Consider the problem

<jsm>u_t=u_{xx}</jsm>, <jsm> t\ge0,</jsm> and <jsm>0<x<1</jsm>

with initial condition

<jsm>u(x,0)=\sin(\pi x)</jsm>

and boundary conditions

<jsm>u(0,t)=0</jsm> for <jsm> t\ge0,</jsm>

and

<jsm>u(1,t)=0</jsm> for <jsm> t\ge0.</jsm>

Implement the Forward Euler method, the Backward Euler method and the Crank-Nicholson method for the heat equation..

**Task 1** Implement the above mentioned methods. Verify the order in time and space for each of the implemented techniques. Compare the numerical solution with a reference solution obtained using one of the three techniques with very small step sizes in space and time. Think about what you should do to compare the reference solution to the numerical approximations given by the three methods.
Derive the exact solution of this problem (use separation of variables) and verify that everything works as with the reference solution also when comparing the numerical approximations to the analytic exact solution.

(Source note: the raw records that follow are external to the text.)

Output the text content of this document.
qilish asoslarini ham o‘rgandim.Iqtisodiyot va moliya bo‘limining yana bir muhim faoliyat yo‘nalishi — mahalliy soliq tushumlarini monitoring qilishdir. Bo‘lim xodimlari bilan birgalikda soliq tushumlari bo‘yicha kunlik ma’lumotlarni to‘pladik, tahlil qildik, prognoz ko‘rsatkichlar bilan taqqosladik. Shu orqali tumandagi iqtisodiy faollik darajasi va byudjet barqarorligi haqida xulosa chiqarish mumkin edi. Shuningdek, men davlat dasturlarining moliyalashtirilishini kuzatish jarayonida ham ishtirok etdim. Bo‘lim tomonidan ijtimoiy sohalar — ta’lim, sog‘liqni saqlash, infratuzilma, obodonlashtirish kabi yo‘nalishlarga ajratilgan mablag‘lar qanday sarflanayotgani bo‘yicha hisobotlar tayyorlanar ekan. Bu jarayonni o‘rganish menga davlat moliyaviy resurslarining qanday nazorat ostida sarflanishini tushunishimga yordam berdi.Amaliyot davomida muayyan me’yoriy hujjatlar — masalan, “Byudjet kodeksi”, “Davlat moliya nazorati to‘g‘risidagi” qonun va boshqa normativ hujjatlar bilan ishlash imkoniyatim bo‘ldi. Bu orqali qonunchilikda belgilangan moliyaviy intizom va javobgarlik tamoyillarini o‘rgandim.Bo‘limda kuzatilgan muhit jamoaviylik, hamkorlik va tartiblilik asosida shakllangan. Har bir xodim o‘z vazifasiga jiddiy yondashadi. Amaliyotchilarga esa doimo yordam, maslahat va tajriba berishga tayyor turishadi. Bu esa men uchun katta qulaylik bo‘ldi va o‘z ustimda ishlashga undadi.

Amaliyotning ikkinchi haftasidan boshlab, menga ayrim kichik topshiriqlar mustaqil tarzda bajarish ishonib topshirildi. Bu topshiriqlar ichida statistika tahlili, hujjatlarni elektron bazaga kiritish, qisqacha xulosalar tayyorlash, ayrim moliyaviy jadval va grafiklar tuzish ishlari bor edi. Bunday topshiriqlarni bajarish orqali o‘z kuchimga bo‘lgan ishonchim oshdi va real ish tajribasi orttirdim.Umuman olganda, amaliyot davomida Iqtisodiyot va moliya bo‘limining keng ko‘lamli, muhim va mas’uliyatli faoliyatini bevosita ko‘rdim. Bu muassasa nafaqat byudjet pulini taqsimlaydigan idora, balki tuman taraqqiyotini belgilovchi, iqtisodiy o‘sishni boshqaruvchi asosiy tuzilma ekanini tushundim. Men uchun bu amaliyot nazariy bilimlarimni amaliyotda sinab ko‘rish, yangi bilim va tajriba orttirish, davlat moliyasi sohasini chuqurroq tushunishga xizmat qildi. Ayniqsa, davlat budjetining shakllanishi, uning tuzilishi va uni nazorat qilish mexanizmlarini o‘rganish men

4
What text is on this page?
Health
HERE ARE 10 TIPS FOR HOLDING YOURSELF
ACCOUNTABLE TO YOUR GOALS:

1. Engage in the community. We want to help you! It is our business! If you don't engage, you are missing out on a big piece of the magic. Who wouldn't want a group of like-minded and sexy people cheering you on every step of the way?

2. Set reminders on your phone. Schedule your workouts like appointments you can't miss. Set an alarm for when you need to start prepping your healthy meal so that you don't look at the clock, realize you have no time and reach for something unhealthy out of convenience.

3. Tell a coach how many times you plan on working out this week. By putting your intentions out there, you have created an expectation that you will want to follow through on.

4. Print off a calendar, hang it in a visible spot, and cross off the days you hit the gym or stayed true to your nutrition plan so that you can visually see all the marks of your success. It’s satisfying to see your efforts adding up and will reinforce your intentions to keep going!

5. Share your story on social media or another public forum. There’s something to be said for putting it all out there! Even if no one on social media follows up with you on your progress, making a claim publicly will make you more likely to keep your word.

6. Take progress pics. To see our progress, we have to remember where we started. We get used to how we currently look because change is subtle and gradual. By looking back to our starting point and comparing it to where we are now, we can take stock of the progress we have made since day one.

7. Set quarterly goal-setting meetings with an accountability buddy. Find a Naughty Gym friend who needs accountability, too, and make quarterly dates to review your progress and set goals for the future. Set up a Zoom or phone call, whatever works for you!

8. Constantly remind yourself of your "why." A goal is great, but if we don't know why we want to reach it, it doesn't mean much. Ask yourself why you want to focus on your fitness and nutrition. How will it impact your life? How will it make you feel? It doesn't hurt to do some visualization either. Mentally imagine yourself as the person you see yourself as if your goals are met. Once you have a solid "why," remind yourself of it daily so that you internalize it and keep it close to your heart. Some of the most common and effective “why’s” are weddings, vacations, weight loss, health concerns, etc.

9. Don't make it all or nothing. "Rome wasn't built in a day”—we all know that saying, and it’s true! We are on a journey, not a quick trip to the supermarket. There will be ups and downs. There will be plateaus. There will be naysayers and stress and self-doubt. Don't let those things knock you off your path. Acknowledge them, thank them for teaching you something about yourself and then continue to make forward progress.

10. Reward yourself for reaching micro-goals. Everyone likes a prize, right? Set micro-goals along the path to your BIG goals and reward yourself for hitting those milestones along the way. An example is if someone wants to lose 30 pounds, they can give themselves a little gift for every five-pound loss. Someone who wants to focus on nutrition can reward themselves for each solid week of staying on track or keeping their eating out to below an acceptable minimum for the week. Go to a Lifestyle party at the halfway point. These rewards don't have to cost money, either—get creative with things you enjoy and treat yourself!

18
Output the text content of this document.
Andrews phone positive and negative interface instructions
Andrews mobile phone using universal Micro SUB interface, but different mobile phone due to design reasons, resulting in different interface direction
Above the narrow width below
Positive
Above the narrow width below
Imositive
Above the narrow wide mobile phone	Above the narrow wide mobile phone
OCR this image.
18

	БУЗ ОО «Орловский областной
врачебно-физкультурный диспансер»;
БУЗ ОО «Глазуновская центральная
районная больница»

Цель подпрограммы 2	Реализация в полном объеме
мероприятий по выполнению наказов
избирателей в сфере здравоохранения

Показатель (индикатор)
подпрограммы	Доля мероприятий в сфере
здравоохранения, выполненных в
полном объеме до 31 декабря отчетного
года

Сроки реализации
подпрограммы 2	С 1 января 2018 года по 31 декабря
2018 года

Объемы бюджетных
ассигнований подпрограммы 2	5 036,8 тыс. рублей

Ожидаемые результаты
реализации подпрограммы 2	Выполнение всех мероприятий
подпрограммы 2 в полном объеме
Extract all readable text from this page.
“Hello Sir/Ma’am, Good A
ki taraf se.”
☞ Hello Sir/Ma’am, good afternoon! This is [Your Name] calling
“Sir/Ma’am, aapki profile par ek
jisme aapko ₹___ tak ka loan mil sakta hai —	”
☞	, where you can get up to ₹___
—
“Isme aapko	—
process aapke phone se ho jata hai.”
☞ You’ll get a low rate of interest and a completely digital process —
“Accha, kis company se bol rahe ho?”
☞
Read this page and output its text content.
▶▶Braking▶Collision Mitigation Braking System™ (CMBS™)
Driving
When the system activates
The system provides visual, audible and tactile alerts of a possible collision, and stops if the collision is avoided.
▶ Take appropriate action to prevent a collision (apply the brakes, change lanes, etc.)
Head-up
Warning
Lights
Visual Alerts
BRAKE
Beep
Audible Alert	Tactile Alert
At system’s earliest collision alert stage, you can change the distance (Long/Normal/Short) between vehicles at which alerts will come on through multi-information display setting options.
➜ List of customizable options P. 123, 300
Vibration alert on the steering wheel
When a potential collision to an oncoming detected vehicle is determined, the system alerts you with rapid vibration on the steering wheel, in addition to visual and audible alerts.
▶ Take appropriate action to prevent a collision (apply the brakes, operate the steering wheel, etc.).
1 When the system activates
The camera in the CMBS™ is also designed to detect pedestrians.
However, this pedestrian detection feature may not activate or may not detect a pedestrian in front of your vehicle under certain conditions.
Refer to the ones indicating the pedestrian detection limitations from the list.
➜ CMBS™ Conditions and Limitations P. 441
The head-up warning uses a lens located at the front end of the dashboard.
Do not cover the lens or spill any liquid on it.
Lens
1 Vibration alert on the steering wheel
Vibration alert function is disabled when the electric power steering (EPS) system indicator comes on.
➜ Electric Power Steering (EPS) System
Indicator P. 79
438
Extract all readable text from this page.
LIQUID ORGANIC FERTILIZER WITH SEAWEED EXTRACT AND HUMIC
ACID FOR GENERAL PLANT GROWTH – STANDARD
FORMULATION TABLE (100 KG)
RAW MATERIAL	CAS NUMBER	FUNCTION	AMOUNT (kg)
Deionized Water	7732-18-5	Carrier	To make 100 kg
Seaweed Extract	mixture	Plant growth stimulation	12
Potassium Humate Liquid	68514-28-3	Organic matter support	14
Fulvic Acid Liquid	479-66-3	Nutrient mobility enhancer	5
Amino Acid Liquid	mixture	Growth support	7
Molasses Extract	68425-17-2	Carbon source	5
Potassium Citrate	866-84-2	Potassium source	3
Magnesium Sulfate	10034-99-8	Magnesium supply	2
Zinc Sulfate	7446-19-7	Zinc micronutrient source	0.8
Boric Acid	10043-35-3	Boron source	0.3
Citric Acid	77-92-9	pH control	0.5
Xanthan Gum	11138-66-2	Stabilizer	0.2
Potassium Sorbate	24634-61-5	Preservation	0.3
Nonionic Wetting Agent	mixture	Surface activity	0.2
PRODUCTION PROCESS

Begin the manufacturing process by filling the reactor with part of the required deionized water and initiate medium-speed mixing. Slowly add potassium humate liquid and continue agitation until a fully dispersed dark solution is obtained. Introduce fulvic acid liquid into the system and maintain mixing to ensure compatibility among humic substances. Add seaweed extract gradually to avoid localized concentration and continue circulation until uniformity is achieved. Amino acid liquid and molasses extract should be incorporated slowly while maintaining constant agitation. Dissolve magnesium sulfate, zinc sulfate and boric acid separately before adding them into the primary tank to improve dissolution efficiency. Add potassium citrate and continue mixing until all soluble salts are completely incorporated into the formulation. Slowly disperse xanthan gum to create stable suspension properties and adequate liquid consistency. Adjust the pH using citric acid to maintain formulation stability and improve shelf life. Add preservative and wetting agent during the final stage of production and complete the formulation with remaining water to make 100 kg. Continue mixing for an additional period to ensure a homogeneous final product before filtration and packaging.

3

**Task 2** Make numerical experiments with rather *large* values of the time-step. What do you observe?

**Task 3** Consider now a heat equation problem with Neumann boundary conditions.
Implement these boundary conditions using different strategies (order 1 and 2, with and without fictitious nodes) and verify the order for each strategy.

**Task 4** Consider periodic boundary conditions, implement the three methods again and check the order in space and time.